13. Let \( f(x)=x^{3}-5 x^{2}+2 x+8 \) be a polynomial. (i) Show that \( x+1 \) is a factor of the polynomial \( f(x) \) (ii) Factorize the polynomial \( f(x) \) completely. (iii) Calculate the range of values of \( x \) for which \( 2 x+8>5 x^{2}-x^{3} \)

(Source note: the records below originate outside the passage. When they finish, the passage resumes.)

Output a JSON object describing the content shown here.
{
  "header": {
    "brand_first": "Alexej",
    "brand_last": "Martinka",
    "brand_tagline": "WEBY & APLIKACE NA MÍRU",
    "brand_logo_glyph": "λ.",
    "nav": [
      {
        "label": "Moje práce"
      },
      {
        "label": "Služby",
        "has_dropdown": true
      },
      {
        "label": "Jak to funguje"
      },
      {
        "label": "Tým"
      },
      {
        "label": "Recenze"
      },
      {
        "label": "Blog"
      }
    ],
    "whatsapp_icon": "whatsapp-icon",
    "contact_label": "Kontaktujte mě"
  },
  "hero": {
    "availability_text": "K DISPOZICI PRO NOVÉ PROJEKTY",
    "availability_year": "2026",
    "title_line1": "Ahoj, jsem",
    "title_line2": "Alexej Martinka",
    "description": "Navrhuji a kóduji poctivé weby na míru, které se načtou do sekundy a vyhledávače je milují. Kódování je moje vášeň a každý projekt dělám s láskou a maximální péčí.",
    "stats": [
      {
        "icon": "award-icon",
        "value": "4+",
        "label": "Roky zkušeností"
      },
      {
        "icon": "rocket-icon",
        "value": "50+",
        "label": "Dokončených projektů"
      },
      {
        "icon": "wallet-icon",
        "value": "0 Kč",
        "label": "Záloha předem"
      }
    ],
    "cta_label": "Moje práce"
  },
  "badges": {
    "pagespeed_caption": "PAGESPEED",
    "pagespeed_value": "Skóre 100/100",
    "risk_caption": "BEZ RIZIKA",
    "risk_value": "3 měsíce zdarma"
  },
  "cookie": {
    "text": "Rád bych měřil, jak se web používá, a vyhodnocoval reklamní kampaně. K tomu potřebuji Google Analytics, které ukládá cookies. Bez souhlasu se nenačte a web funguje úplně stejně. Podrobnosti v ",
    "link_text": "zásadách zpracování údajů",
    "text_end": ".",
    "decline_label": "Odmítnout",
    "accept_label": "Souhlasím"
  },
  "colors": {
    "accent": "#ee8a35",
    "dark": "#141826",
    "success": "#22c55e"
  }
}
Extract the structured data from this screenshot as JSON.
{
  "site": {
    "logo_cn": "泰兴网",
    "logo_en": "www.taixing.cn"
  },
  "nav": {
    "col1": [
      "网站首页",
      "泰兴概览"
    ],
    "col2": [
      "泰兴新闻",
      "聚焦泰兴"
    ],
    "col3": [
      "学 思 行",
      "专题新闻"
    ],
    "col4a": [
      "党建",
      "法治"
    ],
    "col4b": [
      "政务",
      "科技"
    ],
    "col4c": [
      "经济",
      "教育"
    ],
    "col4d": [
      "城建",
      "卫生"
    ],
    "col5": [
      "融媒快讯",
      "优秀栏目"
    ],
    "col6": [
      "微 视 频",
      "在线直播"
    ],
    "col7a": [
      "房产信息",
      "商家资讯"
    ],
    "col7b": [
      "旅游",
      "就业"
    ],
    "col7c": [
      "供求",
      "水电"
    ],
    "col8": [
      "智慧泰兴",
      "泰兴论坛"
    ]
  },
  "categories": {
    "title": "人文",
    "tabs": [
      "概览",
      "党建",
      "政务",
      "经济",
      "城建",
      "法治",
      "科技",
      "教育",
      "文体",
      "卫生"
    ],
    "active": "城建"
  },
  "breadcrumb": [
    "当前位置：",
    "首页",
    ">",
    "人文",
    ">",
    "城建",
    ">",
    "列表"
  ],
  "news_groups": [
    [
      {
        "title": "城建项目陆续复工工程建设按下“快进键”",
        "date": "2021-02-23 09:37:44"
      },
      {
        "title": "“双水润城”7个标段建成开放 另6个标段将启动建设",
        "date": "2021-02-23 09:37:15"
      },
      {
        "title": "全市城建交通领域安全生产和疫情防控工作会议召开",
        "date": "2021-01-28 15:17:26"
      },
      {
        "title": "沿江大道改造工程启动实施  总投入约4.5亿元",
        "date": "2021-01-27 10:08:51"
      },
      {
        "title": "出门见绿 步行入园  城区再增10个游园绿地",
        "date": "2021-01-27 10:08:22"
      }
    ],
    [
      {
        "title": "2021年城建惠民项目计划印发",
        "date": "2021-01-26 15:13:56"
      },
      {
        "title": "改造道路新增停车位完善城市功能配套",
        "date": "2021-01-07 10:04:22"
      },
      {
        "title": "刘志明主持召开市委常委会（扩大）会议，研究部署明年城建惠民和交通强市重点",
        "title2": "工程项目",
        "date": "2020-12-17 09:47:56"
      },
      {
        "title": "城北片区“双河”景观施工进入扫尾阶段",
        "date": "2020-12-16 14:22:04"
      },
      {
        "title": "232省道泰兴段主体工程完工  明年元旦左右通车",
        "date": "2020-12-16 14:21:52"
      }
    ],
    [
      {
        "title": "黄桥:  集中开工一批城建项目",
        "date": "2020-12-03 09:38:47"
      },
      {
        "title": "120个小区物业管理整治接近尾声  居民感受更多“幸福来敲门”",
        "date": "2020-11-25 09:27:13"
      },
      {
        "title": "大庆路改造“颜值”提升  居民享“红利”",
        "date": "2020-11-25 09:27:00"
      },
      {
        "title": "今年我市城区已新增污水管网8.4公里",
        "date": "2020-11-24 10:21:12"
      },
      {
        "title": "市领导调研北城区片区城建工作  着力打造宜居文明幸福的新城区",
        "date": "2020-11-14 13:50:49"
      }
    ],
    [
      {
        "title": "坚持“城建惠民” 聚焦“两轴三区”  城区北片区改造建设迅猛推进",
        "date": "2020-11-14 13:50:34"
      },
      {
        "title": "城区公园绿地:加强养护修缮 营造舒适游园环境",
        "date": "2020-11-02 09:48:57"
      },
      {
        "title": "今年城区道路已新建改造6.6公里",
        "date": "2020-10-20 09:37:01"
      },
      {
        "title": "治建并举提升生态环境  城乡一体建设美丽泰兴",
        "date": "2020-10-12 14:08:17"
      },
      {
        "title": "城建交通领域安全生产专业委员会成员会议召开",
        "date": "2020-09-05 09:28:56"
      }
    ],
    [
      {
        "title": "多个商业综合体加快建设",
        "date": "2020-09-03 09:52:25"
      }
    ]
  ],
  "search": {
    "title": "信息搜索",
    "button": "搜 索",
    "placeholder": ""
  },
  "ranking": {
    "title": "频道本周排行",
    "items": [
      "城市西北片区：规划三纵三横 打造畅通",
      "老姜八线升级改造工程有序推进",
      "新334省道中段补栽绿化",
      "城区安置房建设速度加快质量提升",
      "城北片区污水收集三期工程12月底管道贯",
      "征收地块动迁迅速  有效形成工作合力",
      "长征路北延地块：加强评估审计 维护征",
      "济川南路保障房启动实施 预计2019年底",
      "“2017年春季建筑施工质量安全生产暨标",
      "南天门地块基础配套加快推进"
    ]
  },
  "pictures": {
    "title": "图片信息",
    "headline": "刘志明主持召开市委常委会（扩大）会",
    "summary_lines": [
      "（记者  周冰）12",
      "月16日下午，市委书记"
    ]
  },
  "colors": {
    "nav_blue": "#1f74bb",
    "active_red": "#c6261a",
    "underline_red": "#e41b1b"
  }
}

To tackle this polynomial problem, let's break it down into simpler steps. (i) To show that \( x+1 \) is a factor of the polynomial \( f(x) \), we can use the Remainder Theorem, which states that if a polynomial \( f(x) \) is divided by \( x-c \) and the remainder is zero, then \( x-c \) is a factor of \( f(x) \). Here, we will substitute \( x = -1 \) into \( f(x) \): \[ f(-1) = (-1)^3 - 5(-1)^2 + 2(-1) + 8 = -1 - 5 - 2 + 8 = 0. \] Since \( f(-1) = 0 \), it follows that \( x+1 \) is a factor of \( f(x) \). (ii) To factorize \( f(x) \) completely, we will perform synthetic division of \( f(x) \) by \( x+1 \): ``` -1 | 1 -5 2 8 | -1 6 -8 -------------------- 1 -6 8 0 ``` The result yields \( f(x) = (x + 1)(x^2 - 6x + 8) \). We can further factor \( x^2 - 6x + 8 \): \[ x^2 - 6x + 8 = (x - 2)(x - 4). \] Thus, the complete factorization of \( f(x) \) is: \[ f(x) = (x + 1)(x - 2)(x - 4). \] (iii) Now, to solve the inequality \( 2x + 8 > 5x^2 - x^3 \), we can rearrange it: \[ x^3 - 5x^2 + 2x + 8 > 0. \] We know the roots from our previous factorization \( f(x) \). The roots are \( x = -1, 2, 4 \). Testing intervals determined by these roots: 1. For \( x < -1 \), say \( x = -2 \): \( (-2 + 1)(-2 - 2)(-2 - 4) = (-1)(-4)(-6) < 0 \). 2. For \( -1 < x < 2 \), say \( x = 0 \): \( (0 + 1)(0 - 2)(0 - 4) = (1)(-2)(-4) > 0 \). 3. For \( 2 < x < 4 \), say \( x = 3 \): \( (3 + 1)(3 - 2)(3 - 4) = (4)(1)(-1) < 0 \). 4. For \( x > 4 \), say \( x = 5 \): \( (5 + 1)(5 - 2)(5 - 4) = (6)(3)(1) > 0 \). Thus, the ranges where \( f(x) > 0 \) are \( (-1, 2) \) and \( (4, \infty) \).